Variations You Could Try

Instead of regular granny squares you could use solid squares which are less holey. Just fill in all the chain spaces with more double crochets. That would make the bag sturdier and you might not even need lining.

Or you could make hexagon grannies instead of squares but then you gotta figure out the geometry of fitting them together which sounds like math and I didn’t wanna deal with that.

Some people make the bottom of the bag as one solid piece instead of squares. Like you could crochet a rectangle in rows and then attach your square panels to the edges of that. Might be more stable actually but I was committed to the all-squares thing.

For straps you could use leather straps from the craft store, or make a chain strap, or do a braided yarn strap which looks cool but takes forever. I saw someone use macrame cord for straps once and that looked really nice and sturdy.

Actual Timeline

The squares themselves go pretty fast. I could make one square in like 20 minutes once I got in a rhythm. So making 12-15 squares is maybe 5-6 hours of actual crocheting spread over a few days.

The joining and assembly took me way longer than expected. Probably another 4-5 hours because I’m slow at sewing and I kept having to redo stuff. If you’re better at finishing work than I am you could probably do it faster.

Lining added another hour or two but I was hand-sewing it because my sewing machine was buried in the closet and I couldn’t be bothered to dig it out.

So total active time maybe 10-12 hours? But spread out over like two weeks because I only worked on it while watching TV or when I felt like it.

What I’d Do Differently Next Time

I’d plan the size better from the start. Like actually measure bags I currently use and like, and make my granny square bag those dimensions instead of just winging it.

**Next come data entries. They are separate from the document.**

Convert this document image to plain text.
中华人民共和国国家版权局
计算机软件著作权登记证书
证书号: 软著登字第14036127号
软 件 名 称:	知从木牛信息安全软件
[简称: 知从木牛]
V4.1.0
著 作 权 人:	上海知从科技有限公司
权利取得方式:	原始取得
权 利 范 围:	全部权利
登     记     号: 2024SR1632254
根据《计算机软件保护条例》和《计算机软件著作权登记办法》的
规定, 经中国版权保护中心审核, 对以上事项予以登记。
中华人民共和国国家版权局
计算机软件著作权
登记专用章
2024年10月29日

I’d also maybe use a sturdier yarn. The Caron Simply Soft is nice and soft but it’s got a lot of stretch to it so the bag kinda sags when you put heavy stuff in it. Something like Wool-Ease or a cotton blend would hold its shape better.

And I’d definitely line it from the beginning instead of treating that as an afterthought.

Oh and I’d probably make the straps a bit shorter. Mine ended up longer than I wanted so the bag hangs too low when I wear it over my shoulder. Measure twice, crochet once or whatever that saying is.

The good thing about this project is you can customize literally everything. Size, colors, strap length, whether you add pockets (you could sew a pocket into the lining), whether you do a closure. It’s pretty forgiving too – if a square isn’t perfect nobody’s really gonna notice once it’s all sewn together.

Anyway that’s basically how you make a granny square purse. Start with squares, make enough of them, sew them into a bag shape, add straps, maybe add lining, and you’re done. It’s not complicated it’s just time-consuming and the finishing work is annoying but the end result is actually pretty useful and people always compliment it when I use it.